Henry (Hank) Walter, a veteran Silurian and a former president of the Inner Circle — the group of reporters who regularly cover City Hall and present an annual revue spoofing local politicians and current events — died on Nov. 17 following a brief illness. He died one day before what would have been his 89th birthday.
Walter’s journalism career encompassed print and broadcast media. He began as a copy boy at The World Telegram & Sun in 1953, became a City Hall reporter and wrote two columns: Taxpayers Troubles and Heard Around City Hall. In 1970, he became press secretary for Robert Morgenthau, then unsuccessfully seeking the Democratic nomination for governor. Walter entered broadcast journalism as director of editorial research for WMCA Radio, then was named director of public affairs for WMCA and the Straus Broadcasting Group. Among other assignments, he wrote and produced most of the editorials, documentaries, public service announcements and special features, winning 19 awards for the station, including the first Silurian Excellence in Journalism Award for radio documentary. He also wrote speeches for Abraham D. Beame (both as New York City comptroller and as mayor) and for Harrison J. Goldin when he was comptroller.
Farnsworth Fowle,a war correspondent for CBS Radio during World War II, and a correspondent for The New York Times in post-war Europe and later in New York, died on Dec. 3, just five days before he would have observed his 100th birthday. He was a longtime Silurian who regularly attended lunches until just a few years ago, when health issues took him from his home in the Riverdale section of the Bronx to Vermont, so he could be near his remaining family. He died in an assisted living facility in White River Junction.
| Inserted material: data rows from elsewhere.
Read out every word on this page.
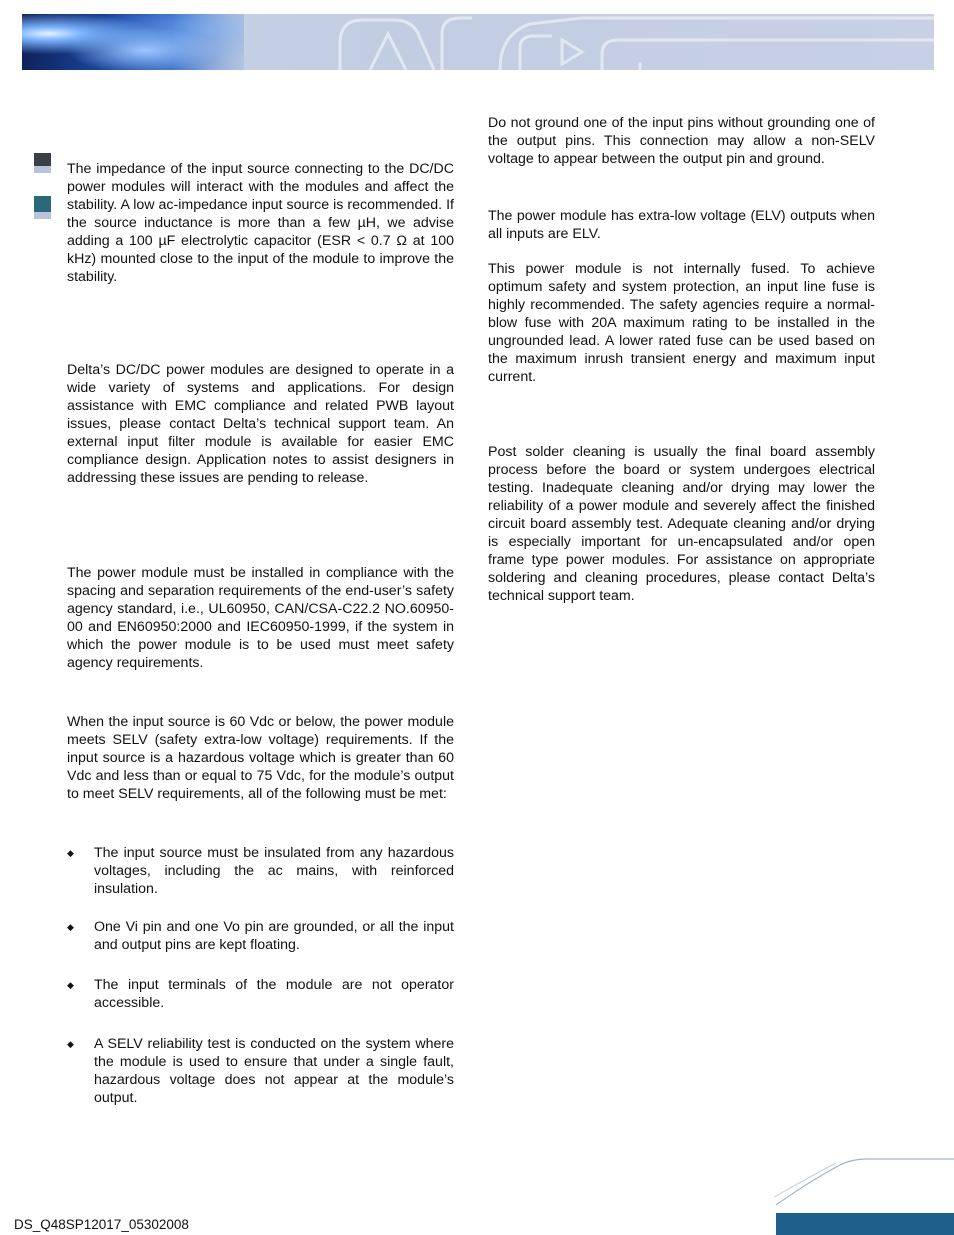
The impedance of the input source connecting to the DC/DC power modules will interact with the modules and affect the stability. A low ac-impedance input source is recommended. If the source inductance is more than a few µH, we advise adding a 100 µF electrolytic capacitor (ESR < 0.7 Ω at 100 kHz) mounted close to the input of the module to improve the stability.

Delta’s DC/DC power modules are designed to operate in a wide variety of systems and applications. For design assistance with EMC compliance and related PWB layout issues, please contact Delta’s technical support team. An external input filter module is available for easier EMC compliance design. Application notes to assist designers in addressing these issues are pending to release.

The power module must be installed in compliance with the spacing and separation requirements of the end-user’s safety agency standard, i.e., UL60950, CAN/CSA-C22.2 NO.60950-00 and EN60950:2000 and IEC60950-1999, if the system in which the power module is to be used must meet safety agency requirements.

When the input source is 60 Vdc or below, the power module meets SELV (safety extra-low voltage) requirements. If the input source is a hazardous voltage which is greater than 60 Vdc and less than or equal to 75 Vdc, for the module’s output to meet SELV requirements, all of the following must be met:

◆ The input source must be insulated from any hazardous voltages, including the ac mains, with reinforced insulation.

◆ One Vi pin and one Vo pin are grounded, or all the input and output pins are kept floating.

◆ The input terminals of the module are not operator accessible.

◆ A SELV reliability test is conducted on the system where the module is used to ensure that under a single fault, hazardous voltage does not appear at the module’s output.

Do not ground one of the input pins without grounding one of the output pins. This connection may allow a non-SELV voltage to appear between the output pin and ground.

The power module has extra-low voltage (ELV) outputs when all inputs are ELV.

This power module is not internally fused. To achieve optimum safety and system protection, an input line fuse is highly recommended. The safety agencies require a normal-blow fuse with 20A maximum rating to be installed in the ungrounded lead. A lower rated fuse can be used based on the maximum inrush transient energy and maximum input current.

Post solder cleaning is usually the final board assembly process before the board or system undergoes electrical testing. Inadequate cleaning and/or drying may lower the reliability of a power module and severely affect the finished circuit board assembly test. Adequate cleaning and/or drying is especially important for un-encapsulated and/or open frame type power modules. For assistance on appropriate soldering and cleaning procedures, please contact Delta’s technical support team.

DS_Q48SP12017_05302008
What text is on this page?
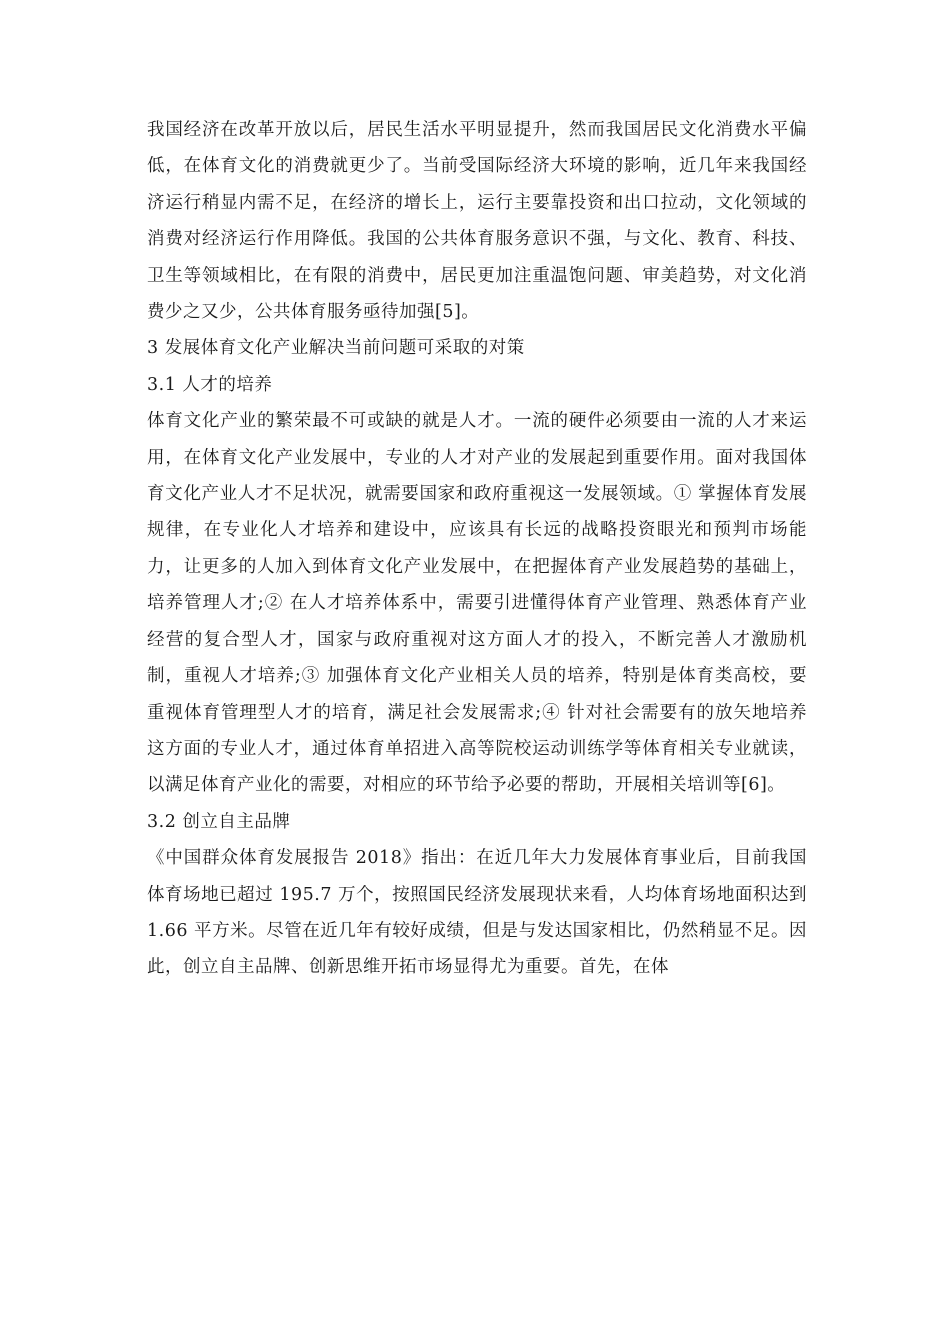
我国经济在改革开放以后，居民生活水平明显提升，然而我国居民文化消费水平偏低，在体育文化的消费就更少了。当前受国际经济大环境的影响，近几年来我国经济运行稍显内需不足，在经济的增长上，运行主要靠投资和出口拉动，文化领域的消费对经济运行作用降低。我国的公共体育服务意识不强，与文化、教育、科技、卫生等领域相比，在有限的消费中，居民更加注重温饱问题、审美趋势，对文化消费少之又少，公共体育服务亟待加强[5]。

3 发展体育文化产业解决当前问题可采取的对策

3.1 人才的培养

体育文化产业的繁荣最不可或缺的就是人才。一流的硬件必须要由一流的人才来运用，在体育文化产业发展中，专业的人才对产业的发展起到重要作用。面对我国体育文化产业人才不足状况，就需要国家和政府重视这一发展领域。① 掌握体育发展规律，在专业化人才培养和建设中，应该具有长远的战略投资眼光和预判市场能力，让更多的人加入到体育文化产业发展中，在把握体育产业发展趋势的基础上，培养管理人才;② 在人才培养体系中，需要引进懂得体育产业管理、熟悉体育产业经营的复合型人才，国家与政府重视对这方面人才的投入，不断完善人才激励机制，重视人才培养;③ 加强体育文化产业相关人员的培养，特别是体育类高校，要重视体育管理型人才的培育，满足社会发展需求;④ 针对社会需要有的放矢地培养这方面的专业人才，通过体育单招进入高等院校运动训练学等体育相关专业就读，以满足体育产业化的需要，对相应的环节给予必要的帮助，开展相关培训等[6]。

3.2 创立自主品牌

《中国群众体育发展报告 2018》指出：在近几年大力发展体育事业后，目前我国体育场地已超过 195.7 万个，按照国民经济发展现状来看，人均体育场地面积达到 1.66 平方米。尽管在近几年有较好成绩，但是与发达国家相比，仍然稍显不足。因此，创立自主品牌、创新思维开拓市场显得尤为重要。首先，在体
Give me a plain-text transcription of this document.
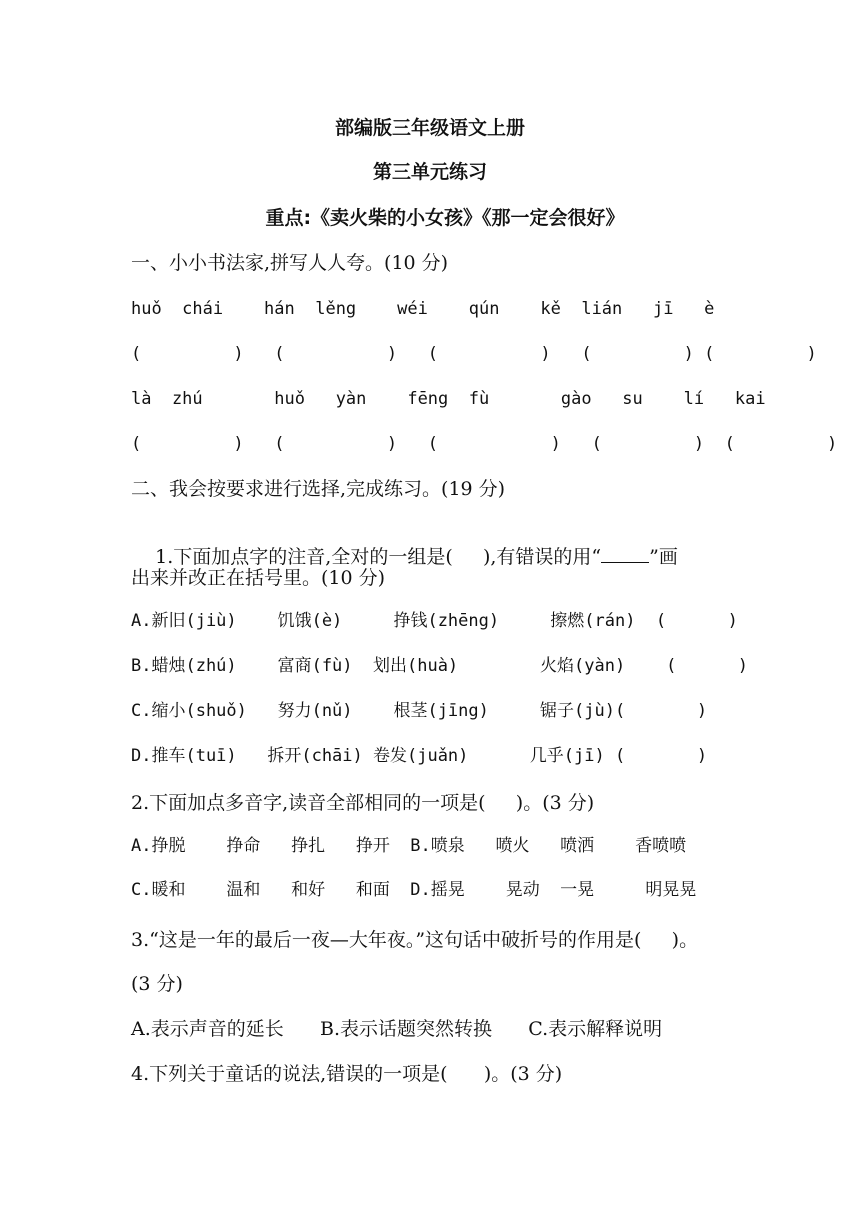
部编版三年级语文上册
第三单元练习
重点:《卖火柴的小女孩》《那一定会很好》
一、小小书法家,拼写人人夸。(10 分)
huǒ  chái    hán  lěng    wéi    qún    kě  lián   jī   è
(         )   (          )   (          )   (         ) (         )
là  zhú       huǒ   yàn    fēng  fù       gào   su    lí   kai
(         )   (          )   (           )   (         )  (         )
二、我会按要求进行选择,完成练习。(19 分)

1.下面加点字的注音,全对的一组是(     ),有错误的用“	”画

出来并改正在括号里。(10 分)
A.新旧(jiù)    饥饿(è)     挣钱(zhēng)     擦燃(rán)  (      )
B.蜡烛(zhú)    富商(fù)  划出(huà)        火焰(yàn)    (      )
C.缩小(shuǒ)   努力(nǔ)    根茎(jīng)     锯子(jù)(       )
D.推车(tuī)   拆开(chāi) 卷发(juǎn)      几乎(jī) (       )
2.下面加点多音字,读音全部相同的一项是(     )。(3 分)
A.挣脱    挣命   挣扎   挣开  B.喷泉   喷火   喷洒    香喷喷
C.暖和    温和   和好   和面  D.摇晃    晃动  一晃     明晃晃
3.“这是一年的最后一夜—大年夜。”这句话中破折号的作用是(     )。
(3 分)
A.表示声音的延长      B.表示话题突然转换      C.表示解释说明
4.下列关于童话的说法,错误的一项是(      )。(3 分)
Born on Dec. 8, 1915 to American missionaries in Istanbul, Fowle was educated in the U.S. and London, earning a Rhodes scholarship to Oxford. In September 1939, he was visiting his parents in Turkey when World War II broke out and he began reporting for Time magazine. He made his first news broadcast for CBS in June 1940. He continued working for CBS Radio throughout the war, reporting from Bulgaria, Egypt, Jerusalem, Algiers, Italy, the Balkans and Moscow. He came back to the U.S. in 1946, working for CBS in Chicago, then returned to Palestine and covered the birth of the new state of Israel.
Fowle was hired by The Times in 1949 and reported from Turkey before joining the newspaper’s bureau in Frankfurt. In the 1950s, he was assigned to the metro staff in New York. He was also part of the team covering the integration of Little Rock High School in Arkansas in 1957, and remained with The Times until he retired in 1978.
Ruth Gruber, a legendary photojournalist, author and humanitarian, whose reports on the plight of Jewish refugees during and just after World War II stirred the conscience of the world and helped establish Israel as an independent state, died on Nov. 17, at her home in Manhattan. She had observed her 105th birthday in September.
A longtime Silurian and winner of the 2011 Lifetime Achievement Award, the Brooklyn-born Gruber worked for The New York Herald Tribune, The New York Post and The New York Times, but it was as a pool reporter in 1947, while covering Britain’s seizure of the Exodus — a steamship carrying more than 4,500 refugees bound for what would become Israel —that she influenced history. The British, then governing Palestine, transferred the displaced passengers, including many Holocaust survivors and orphaned children, to prison ships, sent them to Germany and held them in compounds that were stark reminders of Nazi concentration camps. Gruber’s photographs and stories documenting the awful conditions into which the refugees were placed sparked an international outcry and have been credited with helping to smooth the path toward Israeli independence a year later. Her work was also the basis of the novel “Exodus” and the subsequent film adaptation. In 1944, acting on behalf of President Franklin D. Roosevelt, Gruber escorted close to 1,000 Jews fleeing 19 Nazi-occupied countries on a dangerous trans-Atlantic voyage to safety in the United States. That became a CBS mini-series in 2001.
During her seven-decade career as a journalist and human rights advocate, Gruber also filed reports on Stalin’s gulags and on life in Nazi Germany. While a graduate student in Germany, she earned a doctorate in German literature at the age of 20, one of the youngest ever to become a Ph.D. Gruber traveled throughout the country in 1932 and witnessed Hitler’s rise to power. When she returned home, she briefly joined The Times as a local reporter, moved to The Herald Tribune in 1935 and was assigned to cover events in Soviet Russia. In later years, she lectured and wrote 19 books about her exploits, the last of which — “Witness: One of the Great Correspondents of the Twentieth Century Tells Her Story” — appeared in 2007.